Gegen Spätnachmittag legten wir wieder eine Gassi-Runde mit Simba in der Parkanlage ein und dann wieder dieselbe hübsche dunkelhäutige Frau von heute Morgen, fein traditionell gekleidet, seltsam.

Wir bekamen Besuch von Barbara Caramaschi aus Italien, sie hält engen Kontakt zu Don Bosco und betreibt mit ihrem Mann Piermario Carazzo die Holzfirma Wan Wood Nigeria LTD. Sie hat uns mit Pater Matteo für heute Abend zum Essen in ihr schönes Haus eingeladen. Es gab, wie soll es anders sein, feinste Italienische Kost mit vorzüglichem Rot- und Weißwein. Danke liebe Barbara und Mario, in dieser Nacht haben wir gut geschlafen.

 

Auf dem Gelände von Don Bosco

 

Do. 7.10 - Di. 12.10.04


Heute haben wir vor weiterzureisen. Wir machten uns startklar, Wasser wurde aufgefüllt. Und dann war sie wieder da die hübsche Gestalt, ganz nah bei mir, sie wollte mich gerade interviewen, dann gingen die Patres dazwischen, Rita und ich wurden gleich schützend in das Gebäude geschickt. Es war eine Agentin, ich dachte ich bin im Film von "James Bond". Der Distrikt- Gouverneur, bei dem ich mich vor einigen Tagen beschwerte, setzte auf uns Agenten an. Jetzt war mir auch klar, warum ich immer wieder gefragt wurde ob ich Bilder und Videoaufnahmen gemacht hätte.

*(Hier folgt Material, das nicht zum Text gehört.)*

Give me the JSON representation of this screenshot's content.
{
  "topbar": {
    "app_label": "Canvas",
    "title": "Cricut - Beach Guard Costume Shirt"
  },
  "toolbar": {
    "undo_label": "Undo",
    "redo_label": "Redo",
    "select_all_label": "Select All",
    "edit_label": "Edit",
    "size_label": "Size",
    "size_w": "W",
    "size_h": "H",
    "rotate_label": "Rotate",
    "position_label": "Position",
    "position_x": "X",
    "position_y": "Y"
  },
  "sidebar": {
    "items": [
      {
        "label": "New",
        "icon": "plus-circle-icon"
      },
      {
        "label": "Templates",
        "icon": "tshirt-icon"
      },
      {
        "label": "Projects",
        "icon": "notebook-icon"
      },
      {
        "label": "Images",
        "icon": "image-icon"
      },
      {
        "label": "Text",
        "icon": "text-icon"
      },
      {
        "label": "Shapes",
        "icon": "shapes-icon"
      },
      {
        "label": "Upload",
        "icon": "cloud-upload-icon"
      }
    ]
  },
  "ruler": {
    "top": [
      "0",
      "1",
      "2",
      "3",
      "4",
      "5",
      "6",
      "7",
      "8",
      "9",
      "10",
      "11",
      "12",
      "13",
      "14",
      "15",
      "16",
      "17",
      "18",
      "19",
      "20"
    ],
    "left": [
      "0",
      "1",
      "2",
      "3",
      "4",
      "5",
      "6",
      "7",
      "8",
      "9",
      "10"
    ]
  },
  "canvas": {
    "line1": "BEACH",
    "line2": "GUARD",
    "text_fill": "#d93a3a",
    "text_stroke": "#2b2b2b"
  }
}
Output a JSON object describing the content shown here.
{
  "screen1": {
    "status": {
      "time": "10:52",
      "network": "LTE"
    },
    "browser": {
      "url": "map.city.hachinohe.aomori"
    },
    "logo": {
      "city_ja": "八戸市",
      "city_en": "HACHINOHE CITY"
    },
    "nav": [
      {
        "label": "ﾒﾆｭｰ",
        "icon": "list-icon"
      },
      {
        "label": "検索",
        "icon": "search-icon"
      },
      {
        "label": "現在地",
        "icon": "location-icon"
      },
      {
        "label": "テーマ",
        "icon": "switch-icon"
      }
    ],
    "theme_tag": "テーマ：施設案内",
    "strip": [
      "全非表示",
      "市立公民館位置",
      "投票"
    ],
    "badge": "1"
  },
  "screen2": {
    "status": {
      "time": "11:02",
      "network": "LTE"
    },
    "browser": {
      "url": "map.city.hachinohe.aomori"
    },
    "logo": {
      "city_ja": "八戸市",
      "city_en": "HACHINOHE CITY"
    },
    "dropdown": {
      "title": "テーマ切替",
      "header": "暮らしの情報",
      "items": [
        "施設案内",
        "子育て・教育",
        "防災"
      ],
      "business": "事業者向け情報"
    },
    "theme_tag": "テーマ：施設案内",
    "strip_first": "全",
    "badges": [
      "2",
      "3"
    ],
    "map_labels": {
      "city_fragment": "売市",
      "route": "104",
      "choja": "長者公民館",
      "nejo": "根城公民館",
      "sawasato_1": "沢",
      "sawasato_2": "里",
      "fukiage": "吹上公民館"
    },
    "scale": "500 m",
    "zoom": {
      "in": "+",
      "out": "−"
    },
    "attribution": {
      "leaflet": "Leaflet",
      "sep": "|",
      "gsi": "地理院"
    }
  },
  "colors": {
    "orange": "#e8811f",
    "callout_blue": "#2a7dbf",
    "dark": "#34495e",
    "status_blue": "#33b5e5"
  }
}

Wir fühlten uns in diesem Land überhaupt nicht mehr sicher. Pater Paulo war sehr besorgt um uns und hatte da eine tolle Idee.

Wir bekamen "Don Bosco" Aufkleber für unseren Moula Moula die wir gleich beidseitig an unsere Fahrzeugtüren aufklebten, seitdem reist das Moula Moula Team, gut beschützt von der "Mission Don Bosco", durch Afrika.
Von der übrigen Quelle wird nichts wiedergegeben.